管子(管仲)は、中国の春秋時代、斉の桓公を補佐して国を富ませた名宰相であった。それに続く戦国時代、斉では学者を優遇して、大夫(家老)の待遇を与えて専ら学問に専念させたが、それに応じて天下の俊英が斉に集ってきた。こうして斉には「稷下の学士」という学問集団が成立する。
そして彼らの著作が、古代の管子に仮託して編纂されたのが『管子』である。なので、『管子』といっても管子が書いたわけではなく、管子を名義上の編纂者にした論文集であるといえる(なお本書は抄訳)。
その内容は、少なくとも数人の手によるもので、しかも時代的にも長くかかって編纂されたものであるだけに、雑多であり首尾一貫しているわけではない。しかし基本的な方向性として言えるのは、「現実的な人間理解」である。
『管子』は儒教道徳を肯定する。しかし、君主の徳が人民を感化する、といった空想的なことは言わないし、君主は徳を備えているべきだとしながらも、それはあくまで統治上の必要性によって説明される。
まさに『管子』を特徴付けるのは「倉廩(そうりん)実(み)つれば則ち礼節を知り、衣食足れば則ち栄辱を知る」(倉庫が満ちてから礼節を知るようになり、衣食に事欠かなくなって栄誉と恥辱の違いを知るようになる)という言葉が象徴する現実主義である。
人々が君主を慕うのは、君主に徳があるからではなく、君主が善政を敷いて国が富み栄え、自らの生活が豊かになるからだ、というのが『管子』の人間理解である。そのため、諸子百家の中では特異なことに『管子』では経済政策が多く述べられる。例えば、特産物(塩や黄金)の専売制、物価の安定政策(騰貴した時に政府が買い上げて安く払い下げる)、流通を盛んにする方法といったものである。
そして、人々が国家のいうことを聞くのは、君主の徳によるのではなく、信賞必罰によるのだと『管子』は見る。良いことをした人間には褒美を与え、悪いことをした人間には厳罰を加える。しかも、それを君主の気まぐれで行うのではなく、全てを法令に基づいて公平に行うことが重要である。そうすることで、人々は定められた法令を遵守して、国家の秩序が守られるのである。
さらには、君主すらも法令には従う必要がある。というよりも、緻密に組み立てられた法令の体系さえあれば、君主の行うべきことはほとんど何もなくなる。よって『管子』の思想は、法家的な法令万能主義を基盤として、ついには道家的な無為自然に近づいていく。法令さえ備えれば、全ては滞りなく流れていき、君主は何もせずに天下が泰平となるのである。

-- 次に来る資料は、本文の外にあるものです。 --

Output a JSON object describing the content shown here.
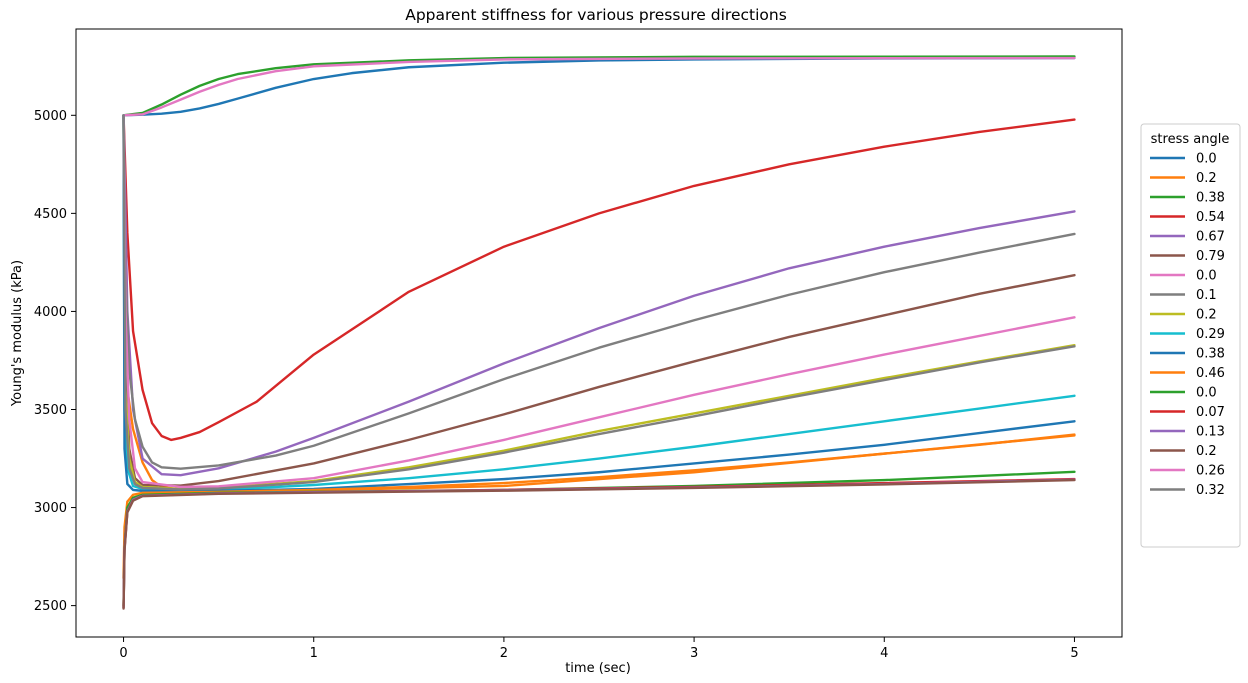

このように、国を富み栄えさせるための経済政策、人々を教導し社会を運営するための法令、それを実行するための信賞必罰が『管子』の基本路線である。「無為自然」はともかくとしても、その人間理解に基づいた政策の提案は非常に現代的である。少なくともその問題意識と立論の仕方は現代でも十分に通用するであろう。
ところが『管子』には盲点ともいうべき空白がある。それは、『管子』は「法令」を重視しているのに、それがどうあるべきか一切述べていないことである。例えば、ソクラテスは「悪法もまた法なり」と言ったが、『管子』においては悪法がありうることが全く想定されていない。しかし現実の世界では、政策立案者の思惑と、法律がもたらした結果が齟齬していることはよくあることだ(古代においても)。しかし『管子』では、法令さえ厳重であれば社会は公正に運営されるだろうとウブに考えている節があり、法令そのものの良し悪しをどう判断するか全く思索されていない。
もっと言えば、法令はいかにして定めるべきか、どうやって布告すべきか、といった法令を定めるプロセスについても一切の検討はない。『管子』の著者たちはどうやれば「公正な法」が立案できると考えていたのだろうか。こうした点において『管子』はやや空想的な雰囲気があり、その現実的な人間理解とは裏腹に、法については非現実的なほど安易に考えていたようだ。
しかしながら、他の諸子百家の著作が強烈なバイタリティーと個性に彩られた(当時としては)過激な思想を表現しているのとは違い、論文集であるためもあって内容は穏当であり、その思想を全面的に承認しなくても、部分的に政策に生かしていけるという柔軟性を『管子』は持っている。古来、経済思想の基本として重んじられたのも当然であろう。
現実主義的な人間理解に基づく古典的政治経済学。